First off, I'd like to point out the rather unsettling video above. It was pretty mach the inspiration for "Stick Men". Originally I had written it as a creepy poem about someone our age being stalked by a thin man (which is comparable to the popularized Slender Man), which has been a huge fear of mine since I was a kid. Just an abnormally slender person or group of slender people standing at the other end of a dark street from you. Anyway, that's the origin of the poem's horror element.
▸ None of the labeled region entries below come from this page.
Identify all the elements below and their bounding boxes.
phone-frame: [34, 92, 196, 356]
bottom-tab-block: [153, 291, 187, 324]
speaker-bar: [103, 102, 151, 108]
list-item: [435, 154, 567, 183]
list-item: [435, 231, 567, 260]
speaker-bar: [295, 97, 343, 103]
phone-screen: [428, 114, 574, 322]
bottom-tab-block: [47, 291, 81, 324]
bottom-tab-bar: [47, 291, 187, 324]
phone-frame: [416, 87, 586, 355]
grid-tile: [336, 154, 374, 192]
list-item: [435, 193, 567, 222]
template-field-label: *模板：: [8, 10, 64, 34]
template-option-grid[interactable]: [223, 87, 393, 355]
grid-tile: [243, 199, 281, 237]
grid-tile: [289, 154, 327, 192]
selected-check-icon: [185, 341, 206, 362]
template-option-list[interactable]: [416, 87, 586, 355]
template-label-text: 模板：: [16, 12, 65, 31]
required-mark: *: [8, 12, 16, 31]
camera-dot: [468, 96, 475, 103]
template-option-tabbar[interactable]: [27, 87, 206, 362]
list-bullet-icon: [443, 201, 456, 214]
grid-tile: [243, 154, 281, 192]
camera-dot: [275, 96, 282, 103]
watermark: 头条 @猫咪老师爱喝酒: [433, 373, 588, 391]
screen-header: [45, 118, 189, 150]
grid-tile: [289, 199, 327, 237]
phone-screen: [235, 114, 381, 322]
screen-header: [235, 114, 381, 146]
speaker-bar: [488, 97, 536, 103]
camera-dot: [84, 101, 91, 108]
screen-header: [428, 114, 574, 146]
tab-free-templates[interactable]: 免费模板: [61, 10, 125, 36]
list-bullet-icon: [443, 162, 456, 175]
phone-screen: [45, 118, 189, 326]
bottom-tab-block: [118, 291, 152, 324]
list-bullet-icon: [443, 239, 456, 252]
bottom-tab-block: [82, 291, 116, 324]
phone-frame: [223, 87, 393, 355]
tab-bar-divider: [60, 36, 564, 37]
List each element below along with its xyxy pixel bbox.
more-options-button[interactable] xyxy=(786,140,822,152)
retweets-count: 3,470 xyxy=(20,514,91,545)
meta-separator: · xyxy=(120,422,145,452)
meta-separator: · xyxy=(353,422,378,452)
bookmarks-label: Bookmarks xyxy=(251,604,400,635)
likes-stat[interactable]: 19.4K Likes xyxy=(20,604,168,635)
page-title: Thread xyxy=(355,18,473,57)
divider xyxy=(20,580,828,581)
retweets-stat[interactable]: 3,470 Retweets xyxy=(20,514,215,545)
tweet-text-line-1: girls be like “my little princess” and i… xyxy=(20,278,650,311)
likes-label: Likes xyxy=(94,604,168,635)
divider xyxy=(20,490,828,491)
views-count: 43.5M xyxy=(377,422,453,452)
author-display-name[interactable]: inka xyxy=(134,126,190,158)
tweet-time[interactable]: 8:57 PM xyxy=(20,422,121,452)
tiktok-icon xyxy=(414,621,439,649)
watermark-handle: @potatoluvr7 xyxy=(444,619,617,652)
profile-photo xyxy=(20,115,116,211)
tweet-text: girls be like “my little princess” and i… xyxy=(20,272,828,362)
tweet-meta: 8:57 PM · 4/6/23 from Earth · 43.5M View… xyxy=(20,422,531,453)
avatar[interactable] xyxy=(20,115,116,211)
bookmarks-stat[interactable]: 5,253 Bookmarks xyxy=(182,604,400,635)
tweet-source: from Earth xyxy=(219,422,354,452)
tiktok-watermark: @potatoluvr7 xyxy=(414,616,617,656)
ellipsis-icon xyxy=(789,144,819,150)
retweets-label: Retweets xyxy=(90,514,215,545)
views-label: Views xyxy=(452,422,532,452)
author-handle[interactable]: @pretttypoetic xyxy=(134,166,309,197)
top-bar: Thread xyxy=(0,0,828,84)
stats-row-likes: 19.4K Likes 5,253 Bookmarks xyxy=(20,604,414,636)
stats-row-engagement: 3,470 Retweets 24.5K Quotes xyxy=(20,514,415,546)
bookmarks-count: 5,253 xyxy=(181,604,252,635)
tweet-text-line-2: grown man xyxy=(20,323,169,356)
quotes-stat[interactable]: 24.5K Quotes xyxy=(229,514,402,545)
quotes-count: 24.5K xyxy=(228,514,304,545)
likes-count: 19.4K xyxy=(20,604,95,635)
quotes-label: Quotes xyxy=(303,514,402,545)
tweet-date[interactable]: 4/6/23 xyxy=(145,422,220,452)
There were two common threads I saw in the comments I received back on "Stick Men", at least from what was discussed in class because the comments on the pages I received went into a lot more depth, and those were the fact that the last line was awful and there was too much attention paid to setting. Well, I'll elaborate on the setting bit first. A dark forest, as scary and mysterious as it can be to people, is a very big setting in most of my writing. For some reason, no matter how hard I try, if I put a dark forest in a piece I can't elaborate on it enough. For a poem, I can see how other imagery would be important, but the forest served as the main focus of "Stick Men" because it, in its own right, is the main antagonist and the Stick Men are merely agents.
As far as the last line goes, I got the resounding feeling that most people interpreted the narrator as a child. However, when I was writing "Stick Men", I pictured someone more my age or older who is still completely seized by his fear of the Stick Men. That's why I added that line; because I felt like he just wouldn't be able to help the poor child. Perhaps I was trying to hint at the speaker's past, but that might be a stretch.